Los puños de Alejandro se mantuvieron un instante sujetos en los tubos de la puerta, y cuando acabó de pasar el bólido que lo había herido, se soltaron.

Repelido por la gente asustada y clamorosa de adentro, dio un giro sobre su eje, y con el cuerpo suelto alcanzó el aire, el concreto hidráulico de la avenida, el filo de la banqueta, y quedó como trapo en la cuneta, cubierto con el agua de lluvia que corría manchándose a raudales de su sangre. Y quedó allí, frente a la puerta de la bonetería.

Sin mediación de miedo o repugnancia corrí a ayudarlo, pero fue inútil. Sólo un jirón de piel mantenía su cabeza unida al cuerpo, que se estremecía incoerciblemente mientras las arterias del cuello se vaciaban en enérgicos torrentes.

No hubo tiempo para la duda. Mis manos entraron sin reflexión en la carne trepidante y tibia, y extrajeron de entre los remolinos de carmesí encendido la cadena y la medalla de oro que portaba en el cuello. Le quité dos anillos de las manos y saqué la cartera y algunas monedas de su pantalón. Lo arrastré del arroyo a la banqueta. Recogí la mochila con sus cosas. Volví a la bonetería.

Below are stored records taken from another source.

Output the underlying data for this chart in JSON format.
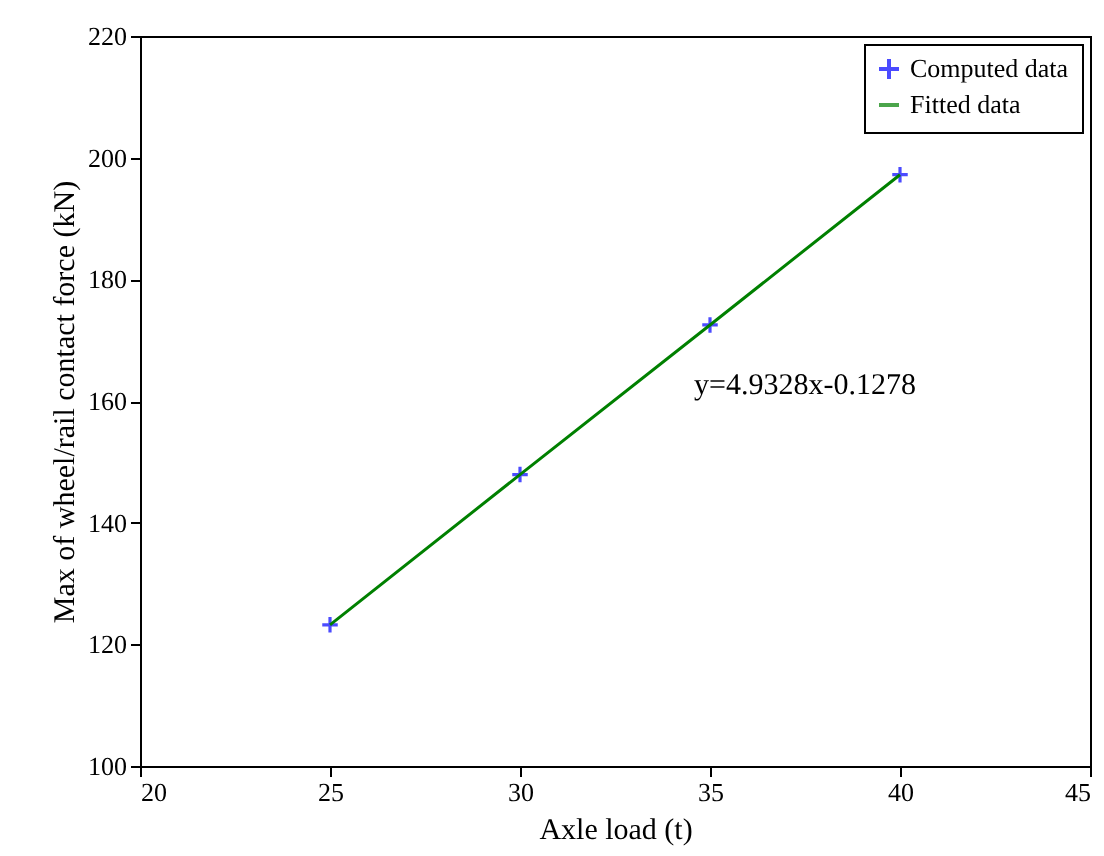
{
  "chart_data": {
    "type": "scatter",
    "xlabel": "Axle load (t)",
    "ylabel": "Max of wheel/rail contact force (kN)",
    "x": [
      25,
      30,
      35,
      40
    ],
    "series": [
      {
        "name": "Computed data",
        "color": "#0000ff",
        "marker": "cross",
        "values": [
          123.2,
          147.9,
          172.5,
          197.2
        ]
      },
      {
        "name": "Fitted data",
        "type": "line",
        "color": "#008000",
        "line_style": "solid",
        "values": [
          123.2,
          147.9,
          172.5,
          197.2
        ]
      }
    ],
    "xlim": [
      20,
      45
    ],
    "xticks": [
      20,
      25,
      30,
      35,
      40,
      45
    ],
    "ylim": [
      100,
      220
    ],
    "yticks": [
      100,
      120,
      140,
      160,
      180,
      200,
      220
    ],
    "grid": false,
    "legend": "top right",
    "annotations": [
      "y=4.9328x-0.1278"
    ]
  }
}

Los culpables hacía mucho que no se veían, pero los curiosos brotaron de todas partes, colmando la bocacalle.

Llamé a la Cruz Roja y a la policía. Cuando se llevaron el cadáver, avisé también a sus padres para que lo fueran a reclamar y, al día siguiente, en el sepelio, les entregué las cosas de Alejandro. Así se llamaba. Lo supe por sus credenciales.

Así que lo he visto dos veces en mi vida, y una en la de él. La primera, vivo: cuando se estaba muriendo. Y la segunda, muerto: hoy, cuando vino a darme las gracias.